Although Won Buddhism has made notable strides in areas such as interfaith dialogue, some scholars argue that it has yet to fully embrace aspects of ‘modernization'. Joon-Sik Choi, a Korean Studies professor at Ewha Womans University, believes that Won Buddhism's failure to take a prominent role in the modern era stems from the substandard presentation of its teachings and rituals. “The ‘content' of Won Buddhism is excellent but it is packaged terribly. Although Sot'aesan's teachings are among the best in the world, it is not being presented on the same level as the quality of its parts” (Choi 2011, 153). 13 Choi further points out an intriguing aspect: a significant drawback in the way Won Buddhism is introduced to the Western world lies in its minimal architectural impact.

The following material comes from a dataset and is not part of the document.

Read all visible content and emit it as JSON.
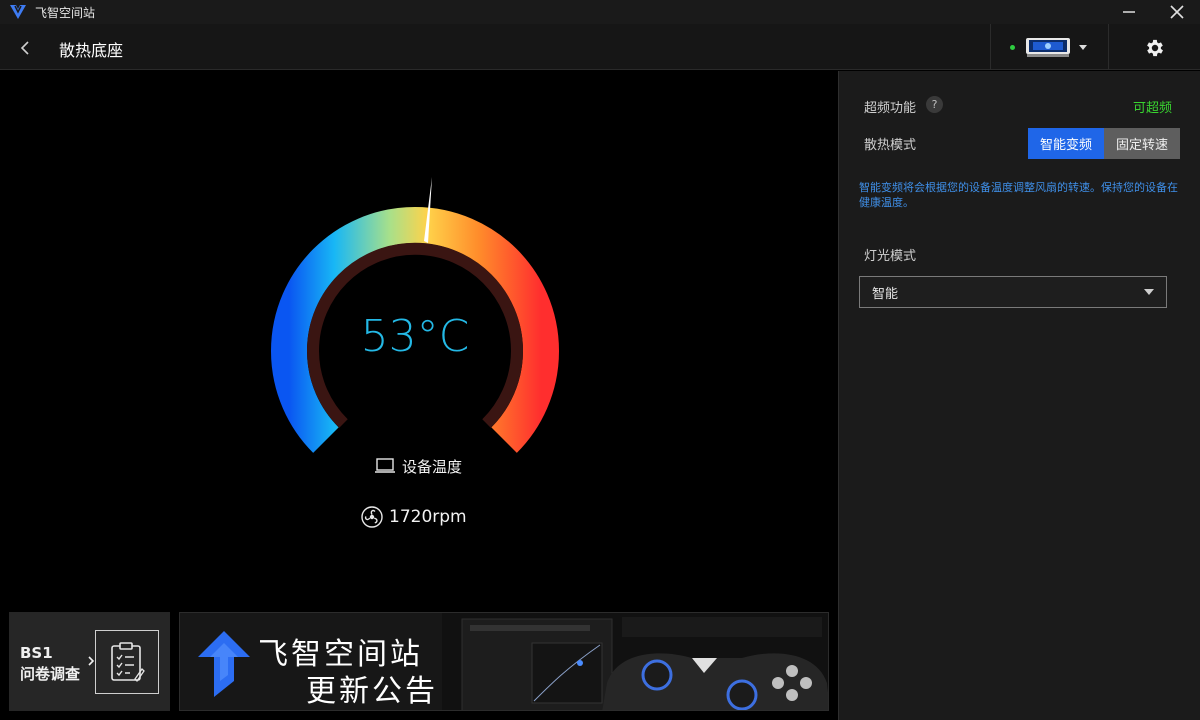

This means there's no clear indication that a space is dedicated to Won Buddhism or the level of dedication and sincerity involved in creating such a sacred environment.

“Wŏn Buddhism is like a venture business. What, by definition, is ‘venture'? A venture company has to have a unique set of strategies to maintain a competitive edge in the face of older and larger companies. This is the only way that it can remain competitive and survive. Then how can Wŏn Buddhism survive? I do not yet see a unique Wŏn Buddhist strategy…As I said earlier, Wŏn Buddhist temples are not very attractive. If I held an influential post within the order, I would assemble a Wŏn Buddhist Committee on Religious Culture and recruit the best architects in Korea (and from other countries if necessary) to create a completely different type of temple structure that is also still rooted in tradition” (Choi 2011, 154).14

Choi further contends that Won Buddhism has not yet developed a distinct religious culture. He notes that Won Buddhist ceremonies bear a strong resemblance to church services, with activities such as hymn singing and sitting in pews. He suggests that Won Buddhism should emphasize its Korean origins and distance itself from the Christian framework, which many temple visitors might be seeking to leave behind (Choi 2011, 154–155).

Honoring Won Buddhist Tradition

Building on Choi's critique of Won Buddhism's cultural and ritual presentation, Daniel Adams (2009) delves deeper into the tradition's identity crisis with a thought-provoking inquiry: “How can Won Buddhism remain Korean while becoming increasingly international?” In other words, how is Won Buddhism to preserve its religious and cultural heritage? And why is this significant? This is when we must examine Won Buddhism in the landscape of American Buddhism and the history of Asian Buddhism in the West. American Buddhism is a history of Asian immigration and the cultivation of Asian American Buddhist practices in the context of exclusion and white supremacy.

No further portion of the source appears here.